Home | About | Sematext search-lucene.com search-hadoop.com
 Search Hadoop and all its subprojects:

Switch to Threaded View
Kafka, mail # user - Kafka in production at Clearspring


Copy link to this message
-
Re: Kafka in production at Clearspring
Chris Burroughs 2012-01-13, 21:13
Thanks!

There should be a few Kafka related blog posts from Clearspring coming soon.

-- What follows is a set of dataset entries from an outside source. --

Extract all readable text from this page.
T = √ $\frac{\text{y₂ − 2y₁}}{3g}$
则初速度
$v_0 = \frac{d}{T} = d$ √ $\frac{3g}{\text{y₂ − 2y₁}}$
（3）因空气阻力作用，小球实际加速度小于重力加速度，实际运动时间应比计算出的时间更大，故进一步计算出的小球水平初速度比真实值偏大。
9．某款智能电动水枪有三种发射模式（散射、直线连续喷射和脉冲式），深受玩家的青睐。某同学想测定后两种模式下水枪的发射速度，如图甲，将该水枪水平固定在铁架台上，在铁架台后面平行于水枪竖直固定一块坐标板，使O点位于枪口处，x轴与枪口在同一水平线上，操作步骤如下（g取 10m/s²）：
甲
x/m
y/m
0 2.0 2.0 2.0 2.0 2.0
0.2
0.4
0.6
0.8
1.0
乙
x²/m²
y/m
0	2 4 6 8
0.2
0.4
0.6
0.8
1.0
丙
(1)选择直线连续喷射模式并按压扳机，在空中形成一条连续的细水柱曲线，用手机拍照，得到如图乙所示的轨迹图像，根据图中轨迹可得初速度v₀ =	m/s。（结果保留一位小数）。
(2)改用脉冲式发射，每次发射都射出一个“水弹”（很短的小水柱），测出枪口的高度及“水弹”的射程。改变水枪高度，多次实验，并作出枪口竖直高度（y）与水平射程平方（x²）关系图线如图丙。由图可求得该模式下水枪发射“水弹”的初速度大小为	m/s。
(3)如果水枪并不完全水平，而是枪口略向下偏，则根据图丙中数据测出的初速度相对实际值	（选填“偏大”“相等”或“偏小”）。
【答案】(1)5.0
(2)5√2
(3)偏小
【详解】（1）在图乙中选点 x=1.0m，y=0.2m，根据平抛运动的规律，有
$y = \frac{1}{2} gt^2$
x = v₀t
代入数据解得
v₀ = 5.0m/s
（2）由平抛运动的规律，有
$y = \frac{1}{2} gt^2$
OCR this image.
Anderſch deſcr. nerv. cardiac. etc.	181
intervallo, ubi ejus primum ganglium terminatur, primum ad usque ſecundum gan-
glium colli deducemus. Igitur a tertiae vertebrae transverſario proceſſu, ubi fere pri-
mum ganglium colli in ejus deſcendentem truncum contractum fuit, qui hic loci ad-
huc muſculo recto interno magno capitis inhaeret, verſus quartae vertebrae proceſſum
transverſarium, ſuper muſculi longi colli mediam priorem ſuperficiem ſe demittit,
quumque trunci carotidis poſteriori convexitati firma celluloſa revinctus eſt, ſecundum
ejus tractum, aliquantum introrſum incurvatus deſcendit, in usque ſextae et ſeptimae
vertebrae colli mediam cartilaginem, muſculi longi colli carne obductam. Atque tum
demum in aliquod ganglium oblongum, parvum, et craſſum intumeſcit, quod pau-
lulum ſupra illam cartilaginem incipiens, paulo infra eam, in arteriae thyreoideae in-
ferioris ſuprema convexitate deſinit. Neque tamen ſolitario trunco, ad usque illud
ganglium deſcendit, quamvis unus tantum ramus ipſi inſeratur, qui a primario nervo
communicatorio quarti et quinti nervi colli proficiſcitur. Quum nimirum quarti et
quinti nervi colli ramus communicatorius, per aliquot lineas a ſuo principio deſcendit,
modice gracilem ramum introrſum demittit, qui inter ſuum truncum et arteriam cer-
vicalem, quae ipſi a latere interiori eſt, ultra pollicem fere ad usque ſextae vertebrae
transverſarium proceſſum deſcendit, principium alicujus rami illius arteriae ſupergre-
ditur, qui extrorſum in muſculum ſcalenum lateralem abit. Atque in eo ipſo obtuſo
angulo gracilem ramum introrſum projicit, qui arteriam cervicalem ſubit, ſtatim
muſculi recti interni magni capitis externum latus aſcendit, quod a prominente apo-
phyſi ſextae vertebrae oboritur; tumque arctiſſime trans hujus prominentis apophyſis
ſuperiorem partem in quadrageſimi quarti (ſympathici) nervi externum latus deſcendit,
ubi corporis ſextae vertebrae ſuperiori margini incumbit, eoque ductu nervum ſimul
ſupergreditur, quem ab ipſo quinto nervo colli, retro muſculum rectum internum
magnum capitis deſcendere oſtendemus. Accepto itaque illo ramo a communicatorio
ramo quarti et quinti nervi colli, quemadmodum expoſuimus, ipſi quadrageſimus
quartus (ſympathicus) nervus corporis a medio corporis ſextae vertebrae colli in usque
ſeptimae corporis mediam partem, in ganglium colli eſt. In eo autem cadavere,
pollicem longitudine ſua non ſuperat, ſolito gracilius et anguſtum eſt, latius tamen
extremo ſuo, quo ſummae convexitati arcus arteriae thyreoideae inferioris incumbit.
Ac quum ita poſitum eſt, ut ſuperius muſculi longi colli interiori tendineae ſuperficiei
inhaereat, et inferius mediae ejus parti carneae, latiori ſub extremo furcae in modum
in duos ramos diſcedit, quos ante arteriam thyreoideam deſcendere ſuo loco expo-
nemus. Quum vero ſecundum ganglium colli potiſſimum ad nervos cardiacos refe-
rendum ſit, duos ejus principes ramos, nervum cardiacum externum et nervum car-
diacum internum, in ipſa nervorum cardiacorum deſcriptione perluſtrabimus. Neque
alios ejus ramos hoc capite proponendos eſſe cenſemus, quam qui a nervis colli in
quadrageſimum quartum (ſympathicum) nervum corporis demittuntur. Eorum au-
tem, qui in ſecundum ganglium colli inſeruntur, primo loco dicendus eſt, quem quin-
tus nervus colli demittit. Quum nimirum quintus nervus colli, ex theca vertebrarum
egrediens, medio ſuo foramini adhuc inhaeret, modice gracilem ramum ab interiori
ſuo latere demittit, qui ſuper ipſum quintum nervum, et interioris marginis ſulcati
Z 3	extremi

On 01/13/2012 03:22 PM, Neha Narkhede wrote:
> Congratulations on this Chris ! Wondering if you would be writing a
> blog post on your experience of using Kafka for enabling live
> analytics ?
>
> Thanks
> Neha
>
> On Fri, Jan 13, 2012 at 11:46 AM, Chris Burroughs
> <[EMAIL PROTECTED]> wrote:
>> At Clearspring we have been using Apache Kafka since early 2011.  It
>> powers the AddThis Live View analytics [1] and the update [2] that
>> product recently received involved yet more Kafka (three cheers for the
>> log4j appender!).
>>
>> The project that we originally started investigating Kafka for is
>> somewhat larger; taking all of the view activity data generated by
>> AddThis sharing tools and replacing pixels on a CDN with direct request
>> to our datacenters. The obvious and exciting benefit is that this gives
>> us access to our data in seconds instead of waiting hours for access log
>> delivery.
>>
>> For that we have two datacenters, each with a web tier pushing to 60
>> Kafka servers (so 120 in total).  Between the two DCs we employ custom
>> bi-directional replication, so that batch and nearline analytics
>> processes have access to a full copy of the data.  We are receiving a
>> bit over 3 billion events per day, and expect total events ingested by
>> the system to grow briskly over the next year.
>>
>> One choice that appears somewhat unusual and might be notable is that
>> we are currently exclusively using the low level producer/consumers.
>> Each web server pushes to a local Kafka broker that it is co-located
>> with (we our fans of multi-tenancy where possible and didn't want two
>> different "kinds" of boxes, disk oblivious web services and sequential
>> io oriented kafka were a natural fit), and our consumers are all using
>> Clearspring's analytics system [3] which already had
>> integrated stream consumption and check-pointing.
>>
>> Please let me know if you have any questions.  There ought to be some
>> blog posts with more details in the coming weeks.
>>
>> [1]
>> http://www.addthis.com/blog/2011/06/21/social-data-in-real-time-with-addthis-live-view/
>>
>> [2]
>> http://www.addthis.com/blog/2011/12/20/expanded-addthis-analytics-now-available-in-live-view/
>>
>> [3] There are a few blog posts and presentations about analytics at
>> Clearspring floating around.  This one is the highest level overview:
>> http://www.clearspring.com/blog/2011/05/12/big-data-dc-analytics-at-clearspring/